Governance chaos stalls IPv6 deployment
Years of unstable leadership have pushed AFRINIC to the edge of dysfunction. The cancellation of the June 2025 election and the legal fight that followed froze normal registry operations, leaving vital IPv6 allocation processes delayed or abandoned. Governance meant to protect fairness has instead paralysed decision-making. Africa’s transition to IPv6 is paying the price.
The continent still reports some of the lowest adoption levels globally, with limited progress beyond experimental deployment.According to APNIC Labs, most African nations register IPv6 capable rates under 7 %.

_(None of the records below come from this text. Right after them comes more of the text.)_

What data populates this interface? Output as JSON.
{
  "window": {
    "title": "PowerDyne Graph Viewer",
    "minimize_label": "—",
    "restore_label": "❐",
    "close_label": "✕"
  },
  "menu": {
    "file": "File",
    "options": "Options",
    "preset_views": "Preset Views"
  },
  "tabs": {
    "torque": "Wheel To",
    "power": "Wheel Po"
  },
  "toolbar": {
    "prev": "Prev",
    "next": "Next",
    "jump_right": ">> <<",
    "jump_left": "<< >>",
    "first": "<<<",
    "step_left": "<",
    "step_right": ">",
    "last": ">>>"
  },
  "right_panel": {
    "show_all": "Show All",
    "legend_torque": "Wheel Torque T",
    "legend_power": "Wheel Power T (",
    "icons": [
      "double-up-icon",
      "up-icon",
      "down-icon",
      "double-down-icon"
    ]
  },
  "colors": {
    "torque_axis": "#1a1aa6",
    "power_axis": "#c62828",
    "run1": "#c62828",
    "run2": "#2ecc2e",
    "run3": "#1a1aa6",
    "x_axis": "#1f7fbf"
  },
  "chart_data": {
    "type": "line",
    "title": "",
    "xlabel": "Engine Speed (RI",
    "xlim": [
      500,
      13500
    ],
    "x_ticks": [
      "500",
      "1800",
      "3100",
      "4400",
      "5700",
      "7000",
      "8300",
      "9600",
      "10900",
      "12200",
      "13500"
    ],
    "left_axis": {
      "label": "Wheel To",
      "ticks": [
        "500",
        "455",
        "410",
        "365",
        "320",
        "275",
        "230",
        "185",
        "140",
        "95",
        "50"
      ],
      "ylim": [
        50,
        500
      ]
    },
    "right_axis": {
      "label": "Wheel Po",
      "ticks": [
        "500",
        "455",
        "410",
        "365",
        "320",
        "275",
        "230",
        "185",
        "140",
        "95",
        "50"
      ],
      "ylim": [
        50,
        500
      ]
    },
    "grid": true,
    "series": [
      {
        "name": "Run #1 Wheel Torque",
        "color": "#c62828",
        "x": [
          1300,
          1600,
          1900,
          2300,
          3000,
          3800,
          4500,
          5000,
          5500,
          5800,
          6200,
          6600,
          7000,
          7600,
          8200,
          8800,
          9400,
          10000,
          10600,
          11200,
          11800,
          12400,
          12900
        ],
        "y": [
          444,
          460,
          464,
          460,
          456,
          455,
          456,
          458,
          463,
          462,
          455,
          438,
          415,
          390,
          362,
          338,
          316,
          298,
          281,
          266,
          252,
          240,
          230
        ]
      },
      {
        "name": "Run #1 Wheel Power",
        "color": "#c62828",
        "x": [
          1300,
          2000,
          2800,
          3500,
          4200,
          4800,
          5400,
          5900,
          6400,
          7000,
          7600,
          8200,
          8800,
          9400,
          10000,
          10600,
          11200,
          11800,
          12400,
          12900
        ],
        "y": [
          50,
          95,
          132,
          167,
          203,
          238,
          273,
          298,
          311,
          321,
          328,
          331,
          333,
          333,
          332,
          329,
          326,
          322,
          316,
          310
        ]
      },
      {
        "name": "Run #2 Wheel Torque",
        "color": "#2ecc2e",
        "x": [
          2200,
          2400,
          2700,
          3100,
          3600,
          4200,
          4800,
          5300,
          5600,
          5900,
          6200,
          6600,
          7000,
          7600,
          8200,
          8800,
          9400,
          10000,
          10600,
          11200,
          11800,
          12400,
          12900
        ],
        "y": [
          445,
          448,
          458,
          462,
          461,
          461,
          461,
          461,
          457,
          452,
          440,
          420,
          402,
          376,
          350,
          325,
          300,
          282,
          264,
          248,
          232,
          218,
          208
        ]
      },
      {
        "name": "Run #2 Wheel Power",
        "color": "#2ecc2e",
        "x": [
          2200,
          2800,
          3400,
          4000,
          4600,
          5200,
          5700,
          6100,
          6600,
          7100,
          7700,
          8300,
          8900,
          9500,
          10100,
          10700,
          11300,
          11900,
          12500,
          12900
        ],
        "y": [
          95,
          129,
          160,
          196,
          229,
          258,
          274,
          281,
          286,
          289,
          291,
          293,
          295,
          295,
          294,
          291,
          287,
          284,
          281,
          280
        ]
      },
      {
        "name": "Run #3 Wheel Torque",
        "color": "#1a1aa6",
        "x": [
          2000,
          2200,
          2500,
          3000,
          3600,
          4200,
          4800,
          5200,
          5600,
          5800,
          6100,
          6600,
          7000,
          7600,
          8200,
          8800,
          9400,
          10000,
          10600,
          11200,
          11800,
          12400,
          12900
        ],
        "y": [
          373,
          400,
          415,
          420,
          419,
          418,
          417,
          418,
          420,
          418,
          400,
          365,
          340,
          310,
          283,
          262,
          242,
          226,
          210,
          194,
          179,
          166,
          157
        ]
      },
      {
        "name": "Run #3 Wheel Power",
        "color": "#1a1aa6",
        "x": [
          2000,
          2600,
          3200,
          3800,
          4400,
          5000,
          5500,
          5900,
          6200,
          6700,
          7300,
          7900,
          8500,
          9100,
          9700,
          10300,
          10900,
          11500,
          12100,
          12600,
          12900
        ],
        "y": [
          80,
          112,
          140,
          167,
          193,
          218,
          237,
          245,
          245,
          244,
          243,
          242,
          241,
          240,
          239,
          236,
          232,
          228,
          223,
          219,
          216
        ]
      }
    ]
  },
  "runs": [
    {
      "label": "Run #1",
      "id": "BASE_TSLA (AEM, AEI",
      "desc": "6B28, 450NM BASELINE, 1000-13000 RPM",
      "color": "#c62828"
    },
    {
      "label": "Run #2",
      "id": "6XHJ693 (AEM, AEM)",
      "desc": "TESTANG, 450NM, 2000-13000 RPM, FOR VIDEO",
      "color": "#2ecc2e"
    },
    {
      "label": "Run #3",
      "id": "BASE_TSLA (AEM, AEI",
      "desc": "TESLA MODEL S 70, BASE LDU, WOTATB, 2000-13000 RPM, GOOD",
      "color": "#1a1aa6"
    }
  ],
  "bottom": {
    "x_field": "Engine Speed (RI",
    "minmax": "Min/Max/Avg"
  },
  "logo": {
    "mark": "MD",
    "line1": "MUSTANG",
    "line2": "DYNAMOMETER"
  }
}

Also read: AFRINIC election results face legitimacy challenge over governance breaches
Also read: Impact on IPv6 adoption & Forwarding Address policy if AFRINIC’s governance remains in Limbo
Delays magnify deployment obstacles
Resource allocation delay
IPv6 prefix requests from ISPs and organisations sit waiting longer than usual, with AFRINIC unable to process them due to election uncertainty. In networks that planned phased transition, these bottlenecks disrupt rollouts midstream.
Confidence crisis
Operators hesitate to invest in IPv6 when registry governance is viewed as unstable. The fear is that changes forced mid-transition will invalidate infrastructure choices, harming business models and delaying services.
What AFRINIC must fix first
To mitigate harm and reclaim legitimacy, the new or interim leadership must prioritise:
- Clearing the backlog of IPv6 prefix allocations immediately, restoring service trust.
- Unfreezing suspended IPv6 policies such as FA to unblock routing functions.
- Publishing transparent timelines for resource allocation and policy reform.
Without these steps, AFRINIC risks irreversibly damaging Africa’s internet growth just when global networks are pushing forward with IPv6.
Also read: Judge Bellepeau resigns from AFRINIC investigation after injunction
Why the stakes are high
IPv6 is not optional: as IPv4 addresses exhaust, networks must upgrade or face constraints. Africa’s digital economy, smart services, and IoT innovations depend on IPv6 capacity. Delays caused by registry dysfunction will slow development, deter investment, and widen digital inequality.
In the absence of election certainty, AFRINIC cannot offer stable governance. Its failure to support IPv6 adoption should be viewed as a failure of mandate. Unless AFRINIC reaffirms its role as a technical steward — not a political battleground — Africa’s internet may suffer stagnation when it should be accelerating into the future.